California County Set to Begin First Local Government-Sponsored Clinical Trial of Medicinal Marijuana
San Mateo County, Calif., is set to begin the nation's first local government-sponsored clinical trial of medicinal marijuana, the San Francisco Chronicle reports. Sixty HIV-positive volunteers with pain and numbness in their hands and feet due to neurological problems caused by the disease will take part in the $500,000 study, which is expected to last a year and will be led by Dr. Dennis Israelski, chief of infectious diseases and AIDS medicine at San Mateo County Hospitals and Clinics. After undergoing three weeks of "intensive physical, psychological and other tests" to ensure that volunteers are not drug users and that the marijuana will not "undermine" their current medical treatment regimens, participants will first abstain from marijuana use for six weeks before being given a "locked kit" containing a "pill bottle-size container" with 10 U.S. government-produced marijuana cigarettes and two other empty containers to hold the cigarettes as they "dwindle down to butt ends." The butts must be returned during the patient's weekly doctor's appointment, and each volunteer is required to keep a daily log of marijuana use, as well as alcohol use and other recreational drug use for the six weeks that they use the marijuana.

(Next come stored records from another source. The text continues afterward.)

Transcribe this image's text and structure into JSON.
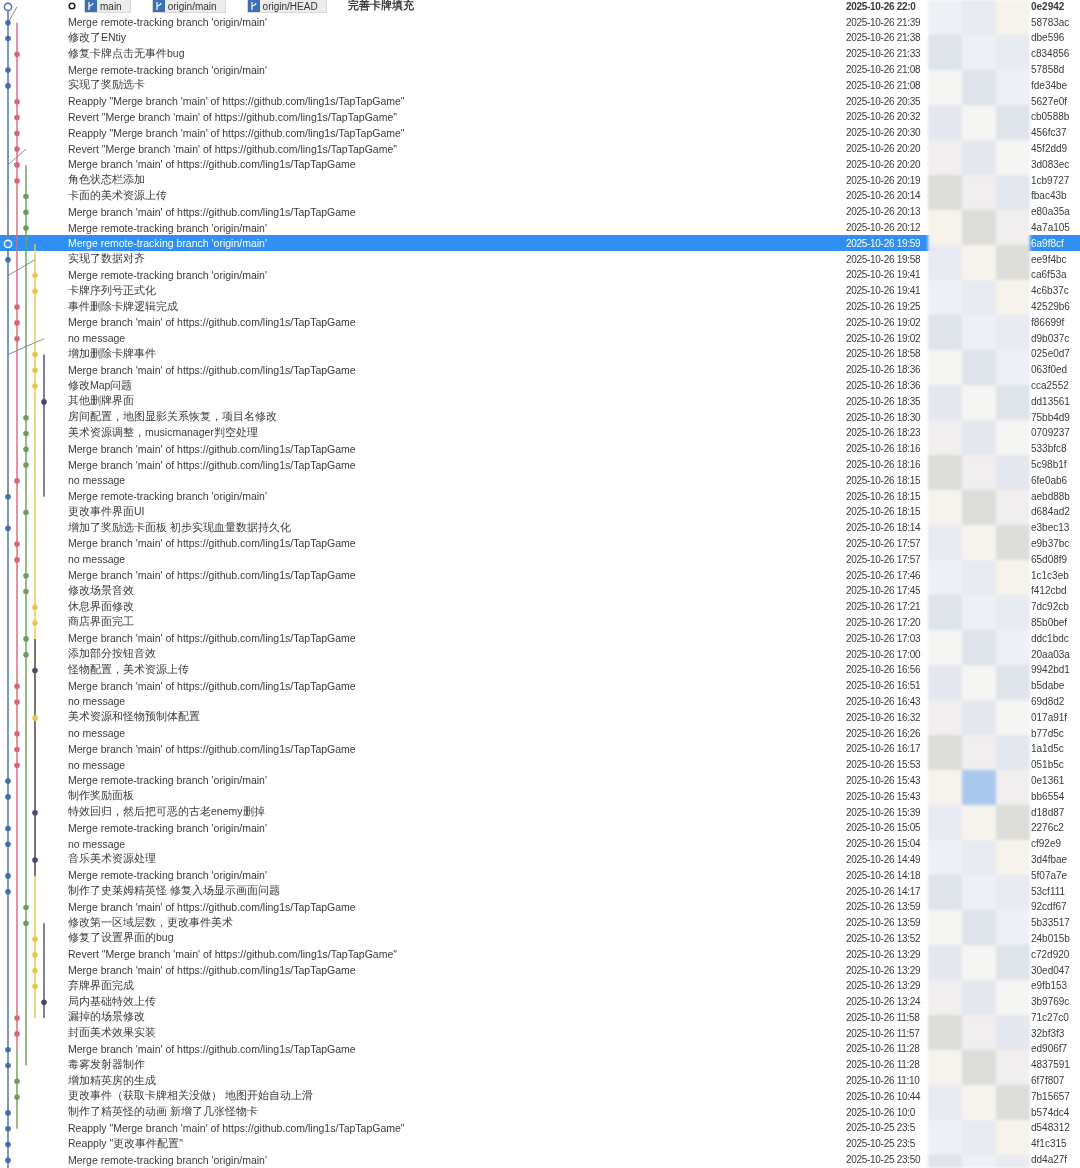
{
  "head": {
    "refs": [
      "main",
      "origin/main",
      "origin/HEAD"
    ],
    "message": "完善卡牌填充",
    "date": "2025-10-26 22:0",
    "hash": "0e2942"
  },
  "commits": [
    {
      "message": "Merge remote-tracking branch 'origin/main'",
      "date": "2025-10-26 21:39",
      "hash": "58783ac",
      "selected": false
    },
    {
      "message": "修改了ENtiy",
      "date": "2025-10-26 21:38",
      "hash": "dbe596",
      "selected": false
    },
    {
      "message": "修复卡牌点击无事件bug",
      "date": "2025-10-26 21:33",
      "hash": "c834856",
      "selected": false
    },
    {
      "message": "Merge remote-tracking branch 'origin/main'",
      "date": "2025-10-26 21:08",
      "hash": "57858d",
      "selected": false
    },
    {
      "message": "实现了奖励选卡",
      "date": "2025-10-26 21:08",
      "hash": "fde34be",
      "selected": false
    },
    {
      "message": "Reapply \"Merge branch 'main' of https://github.com/ling1s/TapTapGame\"",
      "date": "2025-10-26 20:35",
      "hash": "5627e0f",
      "selected": false
    },
    {
      "message": "Revert \"Merge branch 'main' of https://github.com/ling1s/TapTapGame\"",
      "date": "2025-10-26 20:32",
      "hash": "cb0588b",
      "selected": false
    },
    {
      "message": "Reapply \"Merge branch 'main' of https://github.com/ling1s/TapTapGame\"",
      "date": "2025-10-26 20:30",
      "hash": "456fc37",
      "selected": false
    },
    {
      "message": "Revert \"Merge branch 'main' of https://github.com/ling1s/TapTapGame\"",
      "date": "2025-10-26 20:20",
      "hash": "45f2dd9",
      "selected": false
    },
    {
      "message": "Merge branch 'main' of https://github.com/ling1s/TapTapGame",
      "date": "2025-10-26 20:20",
      "hash": "3d083ec",
      "selected": false
    },
    {
      "message": "角色状态栏添加",
      "date": "2025-10-26 20:19",
      "hash": "1cb9727",
      "selected": false
    },
    {
      "message": "卡面的美术资源上传",
      "date": "2025-10-26 20:14",
      "hash": "fbac43b",
      "selected": false
    },
    {
      "message": "Merge branch 'main' of https://github.com/ling1s/TapTapGame",
      "date": "2025-10-26 20:13",
      "hash": "e80a35a",
      "selected": false
    },
    {
      "message": "Merge remote-tracking branch 'origin/main'",
      "date": "2025-10-26 20:12",
      "hash": "4a7a105",
      "selected": false
    },
    {
      "message": "Merge remote-tracking branch 'origin/main'",
      "date": "2025-10-26 19:59",
      "hash": "6a9f8cf",
      "selected": true
    },
    {
      "message": "实现了数据对齐",
      "date": "2025-10-26 19:58",
      "hash": "ee9f4bc",
      "selected": false
    },
    {
      "message": "Merge remote-tracking branch 'origin/main'",
      "date": "2025-10-26 19:41",
      "hash": "ca6f53a",
      "selected": false
    },
    {
      "message": "卡牌序列号正式化",
      "date": "2025-10-26 19:41",
      "hash": "4c6b37c",
      "selected": false
    },
    {
      "message": "事件删除卡牌逻辑完成",
      "date": "2025-10-26 19:25",
      "hash": "42529b6",
      "selected": false
    },
    {
      "message": "Merge branch 'main' of https://github.com/ling1s/TapTapGame",
      "date": "2025-10-26 19:02",
      "hash": "f86699f",
      "selected": false
    },
    {
      "message": "no message",
      "date": "2025-10-26 19:02",
      "hash": "d9b037c",
      "selected": false
    },
    {
      "message": "增加删除卡牌事件",
      "date": "2025-10-26 18:58",
      "hash": "025e0d7",
      "selected": false
    },
    {
      "message": "Merge branch 'main' of https://github.com/ling1s/TapTapGame",
      "date": "2025-10-26 18:36",
      "hash": "063f0ed",
      "selected": false
    },
    {
      "message": "修改Map问题",
      "date": "2025-10-26 18:36",
      "hash": "cca2552",
      "selected": false
    },
    {
      "message": "其他删牌界面",
      "date": "2025-10-26 18:35",
      "hash": "dd13561",
      "selected": false
    },
    {
      "message": "房间配置，地图显影关系恢复，项目名修改",
      "date": "2025-10-26 18:30",
      "hash": "75bb4d9",
      "selected": false
    },
    {
      "message": "美术资源调整，musicmanager判空处理",
      "date": "2025-10-26 18:23",
      "hash": "0709237",
      "selected": false
    },
    {
      "message": "Merge branch 'main' of https://github.com/ling1s/TapTapGame",
      "date": "2025-10-26 18:16",
      "hash": "533bfc8",
      "selected": false
    },
    {
      "message": "Merge branch 'main' of https://github.com/ling1s/TapTapGame",
      "date": "2025-10-26 18:16",
      "hash": "5c98b1f",
      "selected": false
    },
    {
      "message": "no message",
      "date": "2025-10-26 18:15",
      "hash": "6fe0ab6",
      "selected": false
    },
    {
      "message": "Merge remote-tracking branch 'origin/main'",
      "date": "2025-10-26 18:15",
      "hash": "aebd88b",
      "selected": false
    },
    {
      "message": "更改事件界面UI",
      "date": "2025-10-26 18:15",
      "hash": "d684ad2",
      "selected": false
    },
    {
      "message": "增加了奖励选卡面板 初步实现血量数据持久化",
      "date": "2025-10-26 18:14",
      "hash": "e3bec13",
      "selected": false
    },
    {
      "message": "Merge branch 'main' of https://github.com/ling1s/TapTapGame",
      "date": "2025-10-26 17:57",
      "hash": "e9b37bc",
      "selected": false
    },
    {
      "message": "no message",
      "date": "2025-10-26 17:57",
      "hash": "65d08f9",
      "selected": false
    },
    {
      "message": "Merge branch 'main' of https://github.com/ling1s/TapTapGame",
      "date": "2025-10-26 17:46",
      "hash": "1c1c3eb",
      "selected": false
    },
    {
      "message": "修改场景音效",
      "date": "2025-10-26 17:45",
      "hash": "f412cbd",
      "selected": false
    },
    {
      "message": "休息界面修改",
      "date": "2025-10-26 17:21",
      "hash": "7dc92cb",
      "selected": false
    },
    {
      "message": "商店界面完工",
      "date": "2025-10-26 17:20",
      "hash": "85b0bef",
      "selected": false
    },
    {
      "message": "Merge branch 'main' of https://github.com/ling1s/TapTapGame",
      "date": "2025-10-26 17:03",
      "hash": "ddc1bdc",
      "selected": false
    },
    {
      "message": "添加部分按钮音效",
      "date": "2025-10-26 17:00",
      "hash": "20aa03a",
      "selected": false
    },
    {
      "message": "怪物配置，美术资源上传",
      "date": "2025-10-26 16:56",
      "hash": "9942bd1",
      "selected": false
    },
    {
      "message": "Merge branch 'main' of https://github.com/ling1s/TapTapGame",
      "date": "2025-10-26 16:51",
      "hash": "b5dabe",
      "selected": false
    },
    {
      "message": "no message",
      "date": "2025-10-26 16:43",
      "hash": "69d8d2",
      "selected": false
    },
    {
      "message": "美术资源和怪物预制体配置",
      "date": "2025-10-26 16:32",
      "hash": "017a91f",
      "selected": false
    },
    {
      "message": "no message",
      "date": "2025-10-26 16:26",
      "hash": "b77d5c",
      "selected": false
    },
    {
      "message": "Merge branch 'main' of https://github.com/ling1s/TapTapGame",
      "date": "2025-10-26 16:17",
      "hash": "1a1d5c",
      "selected": false
    },
    {
      "message": "no message",
      "date": "2025-10-26 15:53",
      "hash": "051b5c",
      "selected": false
    },
    {
      "message": "Merge remote-tracking branch 'origin/main'",
      "date": "2025-10-26 15:43",
      "hash": "0e1361",
      "selected": false
    },
    {
      "message": "制作奖励面板",
      "date": "2025-10-26 15:43",
      "hash": "bb6554",
      "selected": false
    },
    {
      "message": "特效回归，然后把可恶的古老enemy删掉",
      "date": "2025-10-26 15:39",
      "hash": "d18d87",
      "selected": false
    },
    {
      "message": "Merge remote-tracking branch 'origin/main'",
      "date": "2025-10-26 15:05",
      "hash": "2276c2",
      "selected": false
    },
    {
      "message": "no message",
      "date": "2025-10-26 15:04",
      "hash": "cf92e9",
      "selected": false
    },
    {
      "message": "音乐美术资源处理",
      "date": "2025-10-26 14:49",
      "hash": "3d4fbae",
      "selected": false
    },
    {
      "message": "Merge remote-tracking branch 'origin/main'",
      "date": "2025-10-26 14:18",
      "hash": "5f07a7e",
      "selected": false
    },
    {
      "message": "制作了史莱姆精英怪 修复入场显示画面问题",
      "date": "2025-10-26 14:17",
      "hash": "53cf111",
      "selected": false
    },
    {
      "message": "Merge branch 'main' of https://github.com/ling1s/TapTapGame",
      "date": "2025-10-26 13:59",
      "hash": "92cdf67",
      "selected": false
    },
    {
      "message": "修改第一区域层数，更改事件美术",
      "date": "2025-10-26 13:59",
      "hash": "5b33517",
      "selected": false
    },
    {
      "message": "修复了设置界面的bug",
      "date": "2025-10-26 13:52",
      "hash": "24b015b",
      "selected": false
    },
    {
      "message": "Revert \"Merge branch 'main' of https://github.com/ling1s/TapTapGame\"",
      "date": "2025-10-26 13:29",
      "hash": "c72d920",
      "selected": false
    },
    {
      "message": "Merge branch 'main' of https://github.com/ling1s/TapTapGame",
      "date": "2025-10-26 13:29",
      "hash": "30ed047",
      "selected": false
    },
    {
      "message": "弃牌界面完成",
      "date": "2025-10-26 13:29",
      "hash": "e9fb153",
      "selected": false
    },
    {
      "message": "局内基础特效上传",
      "date": "2025-10-26 13:24",
      "hash": "3b9769c",
      "selected": false
    },
    {
      "message": "漏掉的场景修改",
      "date": "2025-10-26 11:58",
      "hash": "71c27c0",
      "selected": false
    },
    {
      "message": "封面美术效果实装",
      "date": "2025-10-26 11:57",
      "hash": "32bf3f3",
      "selected": false
    },
    {
      "message": "Merge branch 'main' of https://github.com/ling1s/TapTapGame",
      "date": "2025-10-26 11:28",
      "hash": "ed906f7",
      "selected": false
    },
    {
      "message": "毒雾发射器制作",
      "date": "2025-10-26 11:28",
      "hash": "4837591",
      "selected": false
    },
    {
      "message": "增加精英房的生成",
      "date": "2025-10-26 11:10",
      "hash": "6f7f807",
      "selected": false
    },
    {
      "message": "更改事件（获取卡牌相关没做） 地图开始自动上滑",
      "date": "2025-10-26 10:44",
      "hash": "7b15657",
      "selected": false
    },
    {
      "message": "制作了精英怪的动画 新增了几张怪物卡",
      "date": "2025-10-26 10:0",
      "hash": "b574dc4",
      "selected": false
    },
    {
      "message": "Reapply \"Merge branch 'main' of https://github.com/ling1s/TapTapGame\"",
      "date": "2025-10-25 23:5",
      "hash": "d548312",
      "selected": false
    },
    {
      "message": "Reapply \"更改事件配置\"",
      "date": "2025-10-25 23:5",
      "hash": "4f1c315",
      "selected": false
    },
    {
      "message": "Merge remote-tracking branch 'origin/main'",
      "date": "2025-10-25 23:50",
      "hash": "dd4a27f",
      "selected": false
    }
  ]
}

County health officials will also visit volunteers' homes to "check out the conditions," the Chronicle reports. All of these measures are in place to answer the question of whether marijuana can be "used safely for research in a 'real life setting,' away from the scrutiny of researchers, and not wind up 'in the hands of friends, or children or even pets,'" Israelski said. Ultimately, "we have to put some faith and trust in our patients," he added.
Ramifications
The study comes after the U.S. Supreme Court ruled in May that people using marijuana for medicinal purposes are still subject to federal anti-drug laws despite California's Proposition 215, which legalized medicinal use of the drug in 1996. The study is "primarily" intended to "explore the feasibility" of conducting larger trials later, Israelski said, adding that he is "no advocate of medical marijuana" and as a scientist "need[s] to study it first" before passing judgement. Others, such as San Mateo County Supervisor Mike Nevin, hope the study will "lead to proving once and for all if ... the substance in marijuana relieves pain and suffering for the very sick." Nevin, a former police officer who does not support legalizing drugs but who has advocated for the clinical study for three years, said that if studies indicate that marijuana has medicinal benefits, it should be made a "pharmaceutical available in every pharmacy in the country" (Workman, San Francisco Chronicle, 7/25).